We had a chance to chat with Kristi, a mentor with Futurpreneur Canada and ThriveNorth about mentoring, and why she decided to give back to the entrepreneurial community.

Why did you decide to become a mentor? 

Becoming a mentor was a way in which I thought I could re-engage with business and other operators just starting out. Entrepreneurs like me have a way of engaging full-on with their own day-to-day lives and can be too busy to be involved in community work. I feel that I am now at a time in my life that I have learned some lessons and feel confident with sharing my experience with others. I expect this to be a two-way commitment and hope to learn new and innovative ideas from young people  starting out in business.

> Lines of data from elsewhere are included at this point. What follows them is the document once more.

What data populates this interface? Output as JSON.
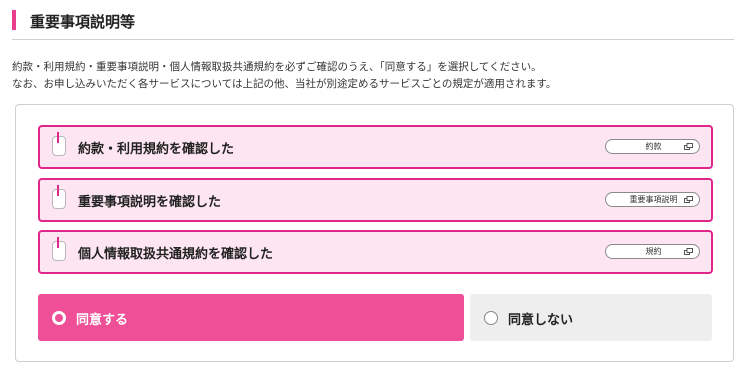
{
  "section": {
    "title": "重要事項説明等"
  },
  "description": {
    "line1": "約款・利用規約・重要事項説明・個人情報取扱共通規約を必ずご確認のうえ、「同意する」を選択してください。",
    "line2": "なお、お申し込みいただく各サービスについては上記の他、当社が別途定めるサービスごとの規定が適用されます。"
  },
  "confirmations": [
    {
      "label": "約款・利用規約を確認した",
      "link_label": "約款"
    },
    {
      "label": "重要事項説明を確認した",
      "link_label": "重要事項説明"
    },
    {
      "label": "個人情報取扱共通規約を確認した",
      "link_label": "規約"
    }
  ],
  "consent": {
    "agree_label": "同意する",
    "disagree_label": "同意しない",
    "selected": "agree"
  },
  "colors": {
    "accent": "#e0268a",
    "row_background": "#fde6f1",
    "agree_background": "#ee4f96",
    "disagree_background": "#eeeeee"
  },
  "icons": {
    "checkbox": "checkbox-icon",
    "external_link": "external-link-icon",
    "radio": "radio-icon"
  }
}
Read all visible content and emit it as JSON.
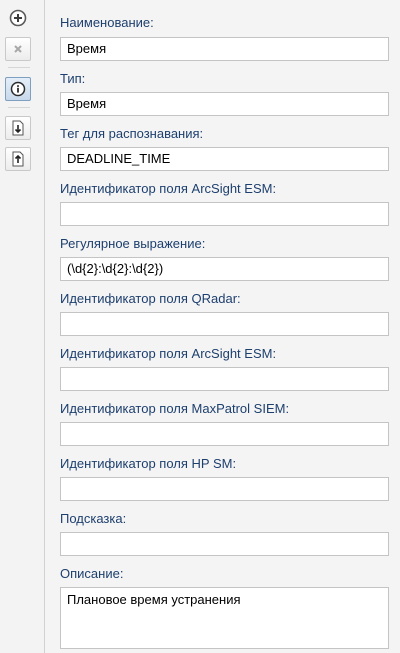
{
  "toolbar": {
    "icons": [
      "add-circle-icon",
      "close-icon",
      "info-icon",
      "import-icon",
      "export-icon"
    ]
  },
  "form": {
    "name": {
      "label": "Наименование:",
      "value": "Время"
    },
    "type": {
      "label": "Тип:",
      "value": "Время"
    },
    "tag": {
      "label": "Тег для распознавания:",
      "value": "DEADLINE_TIME"
    },
    "arcsight1": {
      "label": "Идентификатор поля ArcSight ESM:",
      "value": ""
    },
    "regex": {
      "label": "Регулярное выражение:",
      "value": "(\\d{2}:\\d{2}:\\d{2})"
    },
    "qradar": {
      "label": "Идентификатор поля QRadar:",
      "value": ""
    },
    "arcsight2": {
      "label": "Идентификатор поля ArcSight ESM:",
      "value": ""
    },
    "maxpatrol": {
      "label": "Идентификатор поля MaxPatrol SIEM:",
      "value": ""
    },
    "hpsm": {
      "label": "Идентификатор поля HP SM:",
      "value": ""
    },
    "hint": {
      "label": "Подсказка:",
      "value": ""
    },
    "description": {
      "label": "Описание:",
      "value": "Плановое время устранения"
    }
  }
}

How has your mentoring relationship been so far? Any highlights you’d like to share?

I am often amazed at the talent and drive exhibited by my mentee, April Link (owner of Outer Coast Outfitters). She is definitely on the ball. Most importantly, she shows a very balanced life approach to starting up her business and is putting time and focus into her family as much as the business. Frankly, she is teaching me to stop and smell the roses.

What are some tips you have for others entering a mentoring relationship with a mentee? 

Compatibility is very important. There should be a level of comfort between both of you so that each person feels open to reveal their challenges and experiences. I believe there should also be a level playing field of expectations and responsibilities between the pair, so that each person feels they have something to give and receive.

Why would you recommend to others that they become a mentor? 

On a personal level, I think being a mentor is a great opportunity to get re-invigorated with your own business. Young entrepreneurs see business in a new and exciting way, particularly through the sharing of ideas with social media. This is a chance to update notions of how business can be done and get on board with the future.